Pernakah
anda mendengar nama Kima? Bagi mereka yang hidup di pulau-pulau atau pesisir
pantai, fauna atau hewan ini bukanlah sesuatu yang asing. Fauna ini hidup di
laut, tepatnya di daerah karang atau terumbu karang dan di padang lamun. Nama
lokalnya macam-macam, misalnya kerang raksasa, tiram karang, bia, suwat, wawat,
fika-fika, dan sebagainya. Namun dalam
dunia perikanan dan kelautan, fauna ini dikenal sebagai kima.
Kima hidup
tergeletak di dasar perairan di antara karang atau padang lamun. Ada juga yang mengubur
diri di dalam batu karang. Kima
mempunyai dua keping cangkang keras yang ukurannya sama, dan dihubungkan oleh semacam
sambungan yang dikenal sebagai engsel atau ”hinge ligament”, yaitu semacam pita
elastis yang terdiri dari bahan organik seperti zat tanduk sama dengan
periostrakum, bersambungan dengan periostrakum cangkang. Kedua keping cangkang
pada bagian dalam juga ditautkan oleh sebuah otot adduktor, dan sebuah otot
adduktor posterior, yang bekerja secara antagonis dengan hinge ligament. Bila otot adduktor rileks, ligamen berkerut,
maka kedua keping cangkang akan terbuka, demikian pula sebaliknya.

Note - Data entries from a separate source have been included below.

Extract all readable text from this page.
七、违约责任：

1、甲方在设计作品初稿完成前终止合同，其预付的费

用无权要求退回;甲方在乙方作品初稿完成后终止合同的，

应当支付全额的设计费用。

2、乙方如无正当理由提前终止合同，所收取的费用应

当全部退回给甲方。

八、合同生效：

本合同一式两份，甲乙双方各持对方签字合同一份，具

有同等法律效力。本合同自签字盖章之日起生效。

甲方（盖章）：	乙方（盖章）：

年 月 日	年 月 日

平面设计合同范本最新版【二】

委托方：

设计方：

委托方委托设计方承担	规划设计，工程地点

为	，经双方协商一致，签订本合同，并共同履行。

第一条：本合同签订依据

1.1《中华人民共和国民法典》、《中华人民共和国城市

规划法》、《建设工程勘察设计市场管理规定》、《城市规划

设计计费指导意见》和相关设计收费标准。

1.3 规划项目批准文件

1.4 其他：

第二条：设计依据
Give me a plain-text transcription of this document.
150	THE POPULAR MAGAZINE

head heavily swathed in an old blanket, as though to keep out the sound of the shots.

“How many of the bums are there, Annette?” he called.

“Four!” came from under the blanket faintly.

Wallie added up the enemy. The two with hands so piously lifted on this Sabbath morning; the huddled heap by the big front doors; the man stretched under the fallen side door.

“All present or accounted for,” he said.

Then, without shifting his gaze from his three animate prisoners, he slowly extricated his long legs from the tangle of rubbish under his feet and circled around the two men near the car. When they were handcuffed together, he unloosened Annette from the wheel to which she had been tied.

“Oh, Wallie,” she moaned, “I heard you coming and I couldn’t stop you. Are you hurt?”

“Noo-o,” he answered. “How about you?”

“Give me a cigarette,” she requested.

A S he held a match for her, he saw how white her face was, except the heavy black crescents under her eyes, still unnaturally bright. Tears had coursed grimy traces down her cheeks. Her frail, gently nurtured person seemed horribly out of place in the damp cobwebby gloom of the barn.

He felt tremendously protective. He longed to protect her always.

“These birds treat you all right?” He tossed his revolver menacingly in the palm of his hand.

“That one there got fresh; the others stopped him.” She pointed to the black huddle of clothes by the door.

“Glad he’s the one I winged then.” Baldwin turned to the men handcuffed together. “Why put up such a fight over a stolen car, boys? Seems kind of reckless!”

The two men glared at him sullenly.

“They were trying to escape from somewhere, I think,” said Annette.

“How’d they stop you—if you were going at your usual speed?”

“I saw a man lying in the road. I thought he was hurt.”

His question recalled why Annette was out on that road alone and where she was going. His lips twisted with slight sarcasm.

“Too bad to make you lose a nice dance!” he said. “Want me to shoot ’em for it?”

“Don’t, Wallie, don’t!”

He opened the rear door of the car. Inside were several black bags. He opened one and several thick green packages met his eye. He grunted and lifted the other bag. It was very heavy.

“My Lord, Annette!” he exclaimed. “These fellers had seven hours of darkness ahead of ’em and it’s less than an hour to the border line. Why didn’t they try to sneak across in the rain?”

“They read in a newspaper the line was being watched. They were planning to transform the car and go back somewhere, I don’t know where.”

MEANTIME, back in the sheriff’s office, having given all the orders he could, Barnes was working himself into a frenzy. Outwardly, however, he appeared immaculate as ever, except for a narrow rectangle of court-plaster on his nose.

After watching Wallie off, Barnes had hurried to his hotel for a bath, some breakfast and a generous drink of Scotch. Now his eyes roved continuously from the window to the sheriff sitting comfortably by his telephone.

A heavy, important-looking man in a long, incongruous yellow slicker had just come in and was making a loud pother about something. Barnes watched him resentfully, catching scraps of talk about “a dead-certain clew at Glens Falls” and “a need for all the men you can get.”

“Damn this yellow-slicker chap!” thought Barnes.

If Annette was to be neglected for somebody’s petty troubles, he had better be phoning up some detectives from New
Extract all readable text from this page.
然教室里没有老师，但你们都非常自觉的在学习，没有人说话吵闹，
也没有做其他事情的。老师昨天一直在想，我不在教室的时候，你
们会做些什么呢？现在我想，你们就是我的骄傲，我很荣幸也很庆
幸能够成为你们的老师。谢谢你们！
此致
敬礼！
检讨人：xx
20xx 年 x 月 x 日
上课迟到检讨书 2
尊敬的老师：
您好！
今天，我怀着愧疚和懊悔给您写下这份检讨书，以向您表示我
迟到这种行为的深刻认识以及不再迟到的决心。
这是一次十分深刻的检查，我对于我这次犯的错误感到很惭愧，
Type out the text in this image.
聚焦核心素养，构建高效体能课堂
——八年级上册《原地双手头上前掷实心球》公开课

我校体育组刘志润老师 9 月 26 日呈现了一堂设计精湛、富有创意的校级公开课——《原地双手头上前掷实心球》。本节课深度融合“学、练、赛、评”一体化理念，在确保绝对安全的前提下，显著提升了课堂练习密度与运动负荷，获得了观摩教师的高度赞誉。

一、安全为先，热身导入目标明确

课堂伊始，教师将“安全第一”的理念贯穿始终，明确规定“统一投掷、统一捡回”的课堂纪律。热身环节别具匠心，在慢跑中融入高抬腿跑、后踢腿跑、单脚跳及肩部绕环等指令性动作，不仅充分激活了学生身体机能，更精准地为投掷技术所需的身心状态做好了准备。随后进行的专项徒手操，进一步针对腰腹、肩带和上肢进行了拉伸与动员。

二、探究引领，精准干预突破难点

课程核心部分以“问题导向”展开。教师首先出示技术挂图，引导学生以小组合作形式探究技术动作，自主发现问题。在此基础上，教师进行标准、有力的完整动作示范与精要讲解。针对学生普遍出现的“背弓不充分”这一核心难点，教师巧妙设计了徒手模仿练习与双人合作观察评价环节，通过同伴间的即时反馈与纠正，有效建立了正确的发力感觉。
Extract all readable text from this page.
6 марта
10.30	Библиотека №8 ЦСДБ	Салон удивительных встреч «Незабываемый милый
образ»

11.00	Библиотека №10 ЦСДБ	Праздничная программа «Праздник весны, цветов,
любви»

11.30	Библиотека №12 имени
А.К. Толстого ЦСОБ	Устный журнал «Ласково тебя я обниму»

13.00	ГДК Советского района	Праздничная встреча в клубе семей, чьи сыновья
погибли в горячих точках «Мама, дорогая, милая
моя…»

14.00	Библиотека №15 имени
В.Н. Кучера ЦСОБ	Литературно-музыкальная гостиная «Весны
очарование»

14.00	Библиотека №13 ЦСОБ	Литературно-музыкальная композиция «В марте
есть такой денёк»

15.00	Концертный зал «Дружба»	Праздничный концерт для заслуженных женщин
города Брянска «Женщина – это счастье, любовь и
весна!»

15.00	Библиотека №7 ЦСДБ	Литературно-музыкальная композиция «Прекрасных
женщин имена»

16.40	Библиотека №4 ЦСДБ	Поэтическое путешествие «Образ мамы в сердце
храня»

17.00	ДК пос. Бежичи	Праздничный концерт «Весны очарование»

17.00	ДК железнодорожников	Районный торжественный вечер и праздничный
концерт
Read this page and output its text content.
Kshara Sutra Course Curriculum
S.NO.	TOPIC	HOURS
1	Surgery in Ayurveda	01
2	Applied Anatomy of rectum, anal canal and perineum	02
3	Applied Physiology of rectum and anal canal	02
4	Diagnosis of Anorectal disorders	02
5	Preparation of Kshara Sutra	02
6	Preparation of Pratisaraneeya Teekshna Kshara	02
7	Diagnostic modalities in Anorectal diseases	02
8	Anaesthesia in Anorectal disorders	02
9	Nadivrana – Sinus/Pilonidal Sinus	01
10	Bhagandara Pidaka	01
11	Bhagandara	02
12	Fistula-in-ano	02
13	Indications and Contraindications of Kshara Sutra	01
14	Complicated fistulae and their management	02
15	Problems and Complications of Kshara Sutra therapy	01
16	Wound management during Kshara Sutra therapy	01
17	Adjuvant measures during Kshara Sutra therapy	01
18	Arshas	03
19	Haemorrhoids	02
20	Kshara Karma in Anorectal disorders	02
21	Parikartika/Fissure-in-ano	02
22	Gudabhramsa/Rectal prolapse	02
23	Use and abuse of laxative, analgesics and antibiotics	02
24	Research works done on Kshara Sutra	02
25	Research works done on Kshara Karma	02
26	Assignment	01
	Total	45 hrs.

Gambar 1. kima raksasa (Tridacna gigas)
cangkang kima keras, tebal, berwarna
putih dan mengapur, dengan tepi cangkang bergelombang. Pada permukaan luar cangkang terdapat
garis-garis radier yang beralur dalam dengan lempeng-lempeng tajam dan tebal
yang tersusun kosentris serta agak jarang.
Lubang tempat benang bysus keluar berukuran sedang dan bergerigi.
Mantel kima berwarna abu-abu, biru, ungu, atau hijau
disertai dengan bintik-bintik dengan warna beranekaragam. Mantel berbentuk
jaringan yang menutupi seluruh tubuh dan terletak di bawah cangkang. Pada tepi mantel terdapat tiga lipatan dalam,
tengah dan luar. Lipatan dalam adalah
yang paling tebal dan berisi otot radial dan otot melingkar. Lapisan tengah mengandung alat indera,
sedangkan lapisan luar adalah penghasil cangkang.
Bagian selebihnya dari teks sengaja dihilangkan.